At 2:47 a.m. that night, Clara was wakened by an urgent need to go to the bathroom. There was absolute silence in the corridor except for the low humming of the vending machine at the far end. Sarah was sleeping on the spare bed and her breathing was even.
Without turning the light Clara went out.
The bathroom was located at the very end of the corridor, after a series of closed doors. She pushed it open—and stood there motionless.
The whole floor was very slippery with blood. It was not that the blood was splattered. It was poured. As if someone had take overturned the whole buckets of it. The disgusting smell of blood hit her like a fist.
She lifted her eyes.
Suspended from the ceiling was a severed leg, the point of the cut was immediately above the knee. The skin looked very pale, almost see-through, and a thin silver anklet shone in the dim emergency light.

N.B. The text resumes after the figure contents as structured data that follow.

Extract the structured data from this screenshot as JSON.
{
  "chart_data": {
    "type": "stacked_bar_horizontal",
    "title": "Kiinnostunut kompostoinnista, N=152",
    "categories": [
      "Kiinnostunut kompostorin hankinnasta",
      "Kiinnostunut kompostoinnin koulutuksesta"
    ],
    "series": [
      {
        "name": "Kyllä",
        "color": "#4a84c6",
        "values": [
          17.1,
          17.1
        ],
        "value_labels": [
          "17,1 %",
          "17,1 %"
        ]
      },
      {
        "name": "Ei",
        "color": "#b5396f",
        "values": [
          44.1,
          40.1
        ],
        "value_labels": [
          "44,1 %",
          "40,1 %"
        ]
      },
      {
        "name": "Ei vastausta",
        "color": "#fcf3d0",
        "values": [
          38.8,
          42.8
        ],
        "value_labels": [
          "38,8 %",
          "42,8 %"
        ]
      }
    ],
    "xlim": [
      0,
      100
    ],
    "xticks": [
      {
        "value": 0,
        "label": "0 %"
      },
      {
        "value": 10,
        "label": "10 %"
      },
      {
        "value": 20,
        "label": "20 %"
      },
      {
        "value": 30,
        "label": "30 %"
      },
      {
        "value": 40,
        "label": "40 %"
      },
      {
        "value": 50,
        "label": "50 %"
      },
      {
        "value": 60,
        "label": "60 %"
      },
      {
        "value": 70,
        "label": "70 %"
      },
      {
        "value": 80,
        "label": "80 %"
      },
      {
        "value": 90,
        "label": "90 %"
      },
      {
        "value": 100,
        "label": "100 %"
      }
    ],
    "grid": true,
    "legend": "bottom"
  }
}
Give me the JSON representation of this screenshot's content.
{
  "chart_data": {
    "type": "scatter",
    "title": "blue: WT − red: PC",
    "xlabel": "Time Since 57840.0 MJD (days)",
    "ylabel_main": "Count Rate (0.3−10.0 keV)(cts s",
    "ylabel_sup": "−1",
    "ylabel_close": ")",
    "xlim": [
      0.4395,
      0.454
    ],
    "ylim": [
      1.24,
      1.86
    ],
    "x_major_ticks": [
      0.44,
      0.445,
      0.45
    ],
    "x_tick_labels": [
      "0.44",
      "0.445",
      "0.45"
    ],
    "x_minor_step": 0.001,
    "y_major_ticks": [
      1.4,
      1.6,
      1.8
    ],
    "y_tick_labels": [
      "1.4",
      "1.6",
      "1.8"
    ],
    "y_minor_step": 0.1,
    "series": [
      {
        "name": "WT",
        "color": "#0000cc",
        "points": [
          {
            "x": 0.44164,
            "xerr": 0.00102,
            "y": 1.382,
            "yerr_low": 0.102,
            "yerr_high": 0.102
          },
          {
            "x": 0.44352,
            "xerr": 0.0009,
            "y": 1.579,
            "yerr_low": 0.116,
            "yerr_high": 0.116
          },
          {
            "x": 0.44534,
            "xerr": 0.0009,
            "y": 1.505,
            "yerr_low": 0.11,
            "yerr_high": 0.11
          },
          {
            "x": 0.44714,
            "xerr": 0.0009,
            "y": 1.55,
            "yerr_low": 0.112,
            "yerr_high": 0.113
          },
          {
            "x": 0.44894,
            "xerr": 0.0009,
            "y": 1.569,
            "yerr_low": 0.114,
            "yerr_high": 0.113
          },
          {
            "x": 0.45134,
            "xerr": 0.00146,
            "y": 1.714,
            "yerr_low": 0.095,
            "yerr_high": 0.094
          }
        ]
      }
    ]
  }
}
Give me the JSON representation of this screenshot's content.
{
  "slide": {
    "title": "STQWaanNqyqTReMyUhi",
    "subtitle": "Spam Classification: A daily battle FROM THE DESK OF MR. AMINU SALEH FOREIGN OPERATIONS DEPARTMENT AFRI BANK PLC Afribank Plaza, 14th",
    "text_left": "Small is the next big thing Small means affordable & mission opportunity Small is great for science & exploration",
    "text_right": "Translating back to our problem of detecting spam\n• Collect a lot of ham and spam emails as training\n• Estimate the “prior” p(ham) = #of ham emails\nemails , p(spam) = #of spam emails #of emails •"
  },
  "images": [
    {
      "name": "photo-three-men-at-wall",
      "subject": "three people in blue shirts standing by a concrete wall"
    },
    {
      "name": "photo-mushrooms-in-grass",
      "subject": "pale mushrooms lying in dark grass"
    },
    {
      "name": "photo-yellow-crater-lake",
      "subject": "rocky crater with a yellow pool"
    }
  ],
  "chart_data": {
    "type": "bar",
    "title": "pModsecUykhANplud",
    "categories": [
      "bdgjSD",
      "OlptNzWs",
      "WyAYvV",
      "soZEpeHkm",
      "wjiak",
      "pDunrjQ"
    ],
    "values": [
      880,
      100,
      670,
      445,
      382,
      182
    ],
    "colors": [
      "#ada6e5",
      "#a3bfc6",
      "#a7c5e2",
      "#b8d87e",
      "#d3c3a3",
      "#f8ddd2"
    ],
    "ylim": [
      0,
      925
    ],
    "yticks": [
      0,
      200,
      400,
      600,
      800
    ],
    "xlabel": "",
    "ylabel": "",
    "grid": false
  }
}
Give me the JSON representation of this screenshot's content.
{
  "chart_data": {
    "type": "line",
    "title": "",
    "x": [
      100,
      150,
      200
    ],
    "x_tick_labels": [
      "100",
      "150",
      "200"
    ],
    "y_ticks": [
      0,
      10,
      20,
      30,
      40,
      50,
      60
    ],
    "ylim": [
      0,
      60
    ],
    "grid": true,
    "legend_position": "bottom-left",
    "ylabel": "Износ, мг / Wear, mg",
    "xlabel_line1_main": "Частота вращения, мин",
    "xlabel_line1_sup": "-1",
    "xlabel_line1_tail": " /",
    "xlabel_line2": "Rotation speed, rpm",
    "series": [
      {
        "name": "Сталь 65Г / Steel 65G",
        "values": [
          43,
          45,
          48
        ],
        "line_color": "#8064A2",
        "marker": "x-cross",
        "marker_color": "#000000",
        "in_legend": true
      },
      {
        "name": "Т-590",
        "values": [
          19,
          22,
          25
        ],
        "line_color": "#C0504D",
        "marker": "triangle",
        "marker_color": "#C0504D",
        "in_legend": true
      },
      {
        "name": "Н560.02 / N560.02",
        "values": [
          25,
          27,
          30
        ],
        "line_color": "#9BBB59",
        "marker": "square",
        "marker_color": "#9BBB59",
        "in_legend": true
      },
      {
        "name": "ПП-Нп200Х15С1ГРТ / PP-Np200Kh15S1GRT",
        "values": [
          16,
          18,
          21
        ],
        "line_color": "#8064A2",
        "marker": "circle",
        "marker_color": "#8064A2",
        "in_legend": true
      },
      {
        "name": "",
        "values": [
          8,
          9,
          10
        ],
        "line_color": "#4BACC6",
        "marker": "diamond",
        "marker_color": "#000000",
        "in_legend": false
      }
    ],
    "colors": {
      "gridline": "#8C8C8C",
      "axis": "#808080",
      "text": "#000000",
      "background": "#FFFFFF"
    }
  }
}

Clara could not scream. She was completely unable to do so. She took a step back, the door hit the wall with a loud bang, and she ran off.
She came running to the room and was trembling all over.
“Sarah… Sarah, wake up!”
Sarah immediately sat up, very composed and collected.
“What is the matter?”
“There’s… there’s a leg in the bathroom. A real one. Hanging from the ceiling.”
Sarah neither laughed nor panicked. She simply reached for the glass of water on the nightstand and gave it to her.
“Drink. Then tell me exactly what you saw.”
Clara drank the water very quickly, her whole body was shaking.
“It was… pale. And it had this little silver anklet.”
Sarah didn’t say a word for a moment. Then, very slowly, she uncovered her legs with the blanket.
The right one was amputated just above the knee.
It was the place where the cut had been, precisely.
Clara’s eyesight got very narrow. The glass of water that she had just taken from her hand fell to the floor and broke into pieces. The last thing that she could remember was Sarah’s gentle, almost pitying smile.
Cold water was very effective in waking her up.
She was laying on the carpet. Mrs. Dawson, the cleaner during the night shift, was kneeling next to her, and there was a look of concern on her face.
“Clara? Are you able to hear me?”
Clara wanted to sit up with her own strength. “The leg… Sarah… she...”
Mrs. Dawson’s face changed. She looked around the empty room and then changed her expression.
“Sarah, who?”
“The girl next door. She was with me.”
Mrs. Dawson spoke in a lower tone of voice.
“Just listen to what I am telling you. No student has lived in 3B for three years. Not since the accident.”
Her blood turned very cold.
“Three years ago,” Mrs. Dawson explained, “a girl named Sarah Kelly fell from the fire escape. Her body was found on the concrete below… but her right leg was missing. It was the railings that cut it off cleanly. Some say that she walks the corridor at night, looking for it.”
Clara looked at the empty bed in the spare room. The bedclothes were untouched. There was no indentation. No warmth.
Mrs. Dawson told her to get ready and leave the next morning with her first train.
“Some doors are better kept closed during summer break.”
Clara decided not to spend any more nights at Willow Hall.
When she came back in September, she asked the maintenance people to take off the silver anklet that, for some reason, was still hanging from the ceiling of the bathroom.
They said that nothing had been there.
Sometimes, on very quiet nights, students from the third floor can still hear one foot dragging softly along the corridor… and then a faint, almost apologetic whisper:
“Have you seen my leg?”




Comments
There are no comments for this story
Be the first to respond and start the conversation.